UIS and CU Boulder use ODIN to improve the student experience

Update: Congratulations to the team, Kevin Sarsen, Faraz Aliand Karthik Chigururu for winning one of the four 2024 CU Innovation & Efficiency Awards! The awards recognize CU employees whose ideas and innovations save the university time, money and resources.

Students applying to college often complain about the “hurry up and wait” aspect of the application and enrollment process.

CU Boulder’s Office of Information Technology (OIT) recently partnered with University Information Services (UIS) to improve one step in the process. Accepted students now receive their Boulder IdentiKey in half the previous time, thanks to UIS’ Open Data and Information Network (ODIN).

What changed?

Every CU Boulder student receives an IdentiKey, a credential unique to the individual that is necessary for access to the Buff Portal, their university email account, registration and housing. Activating their IdentiKey is the first step newly admitted students take.

Until now, students often had to wait up to five days after receiving their acceptance letter for their IdentiKey.
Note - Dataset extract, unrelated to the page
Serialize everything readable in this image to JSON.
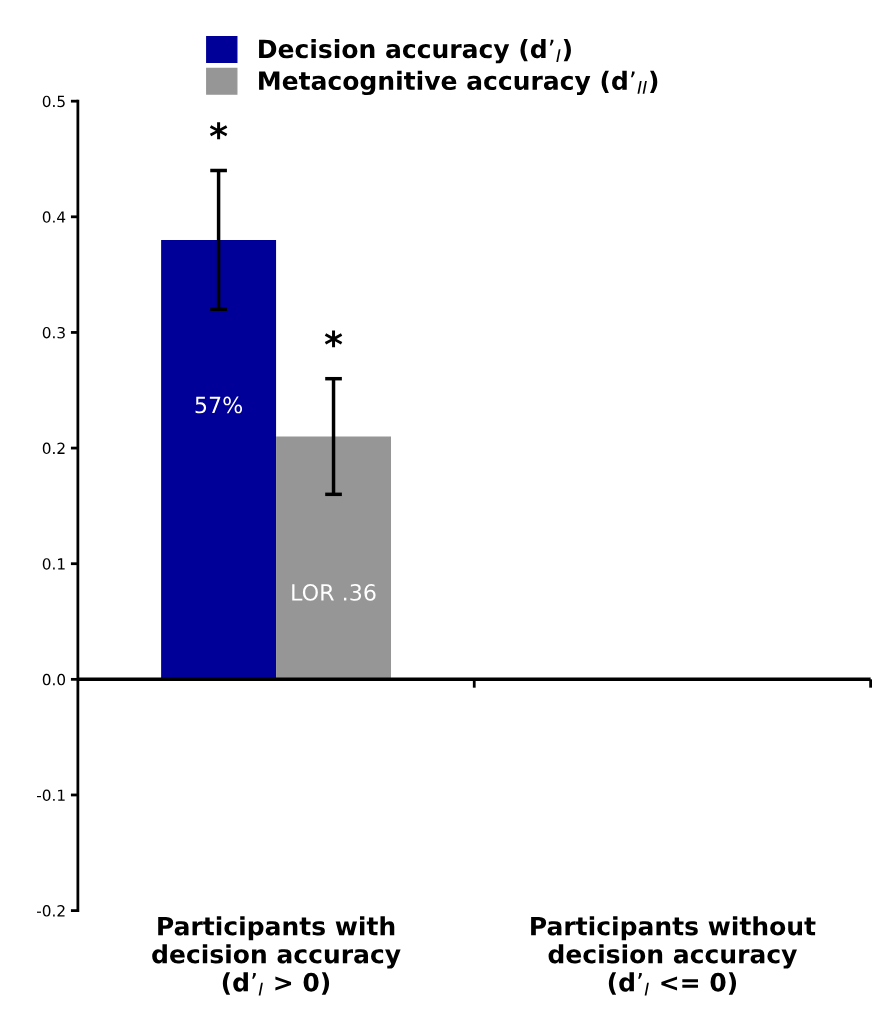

The new process shortened that timeframe to two days in Spring 2024, and next year the wait will be even shorter.

With a 26% overall increase in first-year applications for CU Boulder fall 2024, the new process was put to the test on Jan. 17, when letters went out to the first round of accepted students. A successful pilot program with Quick Admit in 2023 helped work out any issues for a smooth spring process.

What is ODIN’s role?

ODIN is a UIS-sponsored GraphQL Application Programming Interface (API) with access to near-real-time updates of enterprise data from multiple UIS systems. ODIN can be leveraged as a single-source repository to replace multiple point-to-point integrations between UIS and Campus OIT departments.

For the non-technical reader, that means ODIN can send data to CU Boulder instantaneously and even when source systems are down for maintenance. Previously, the batch process required days for campus systems to receive data updates. With ODIN, every message is cached, even during a full system outage. ODIN runs servers across three geographic sites, so it is up 99.99% of the time, making data available even during production maintenance windows.

What’s next?

ODIN’s ability to trigger real-time messages in response to a data update has the potential to improve multiple parts of the student experience.

Pregash Devasagayam, CU Boulder Identity and Access Management (IAM) program manager, believes improving the IdentiKey timeline is just the beginning.

“Our team’s main motivation is student success, and we are always looking for creative ways to improve their experience. Having a tool like ODIN opens the dialogue so we can serve students better,” Devasagayam said.

Eventually, ODIN could enhance the housing application process and is also being piloted by CU Boulder’s New Student Welcome Program.

CU Boulder’s Buff Portal is currently testing iterations on the delivery of student records from ODIN. The benefits are several semesters away from being realized, said Paul O’Brian, Buff Portal product owner. Still, many are excited about ODIN’s potential to reflect a name change or a dropped course sooner — and the possibility of avoiding downtime during maintenance windows.

CU Denver, Anschutz Medical Campus and UCCS have ODIN access and are starting to explore how ODIN can provide new efficiencies for their data too.

Who made this happen?

Alicia Torres de Lozano, CU Boulder OIT senior project manager, and Elaine Schriefer, OIT principal business analyst, led a large collaborative team focused on optimizing incoming student data and improving their experience.

The team mapped out all data shared across systems, the sharing frequency and potential gaps. They identified improving the timing of IdentiKey provisioning as having the biggest impact on students and campus partners.

“The UIS ODIN team and CU Boulder’s AIM team were instrumental in making this goal a reality,” Schriefer said.

Within UIS, Kevin Sarsen, Integrations platform manager, led the integration with Allmond McDermott, Enterprise Data architecture manager, providing the schema and database objects. Faraz Ali, lead cloud applications engineer, and Karthik Chigururu, senior database administrator, put in place the event triggers for the messaging. Amar Tekriwal, Integrations Solutions manager, and his team identified the original process in Oracle Service Bus that ODIN replaced and Al Wirtes, director of Advanced Technology and Enterprise Architecture, served as a champion for ODIN and the entire project.

Within CU Boulder, in addition to Devasagayam, Torres de Lozano and Schriefer, Jon Gitner served as the IT strategist, Skyler Middler as a business analyst for the IAM team, Kris Easter, as lead developer and application administrator, Kevin Foote, as IAM senior software engineer and the entire IAM team.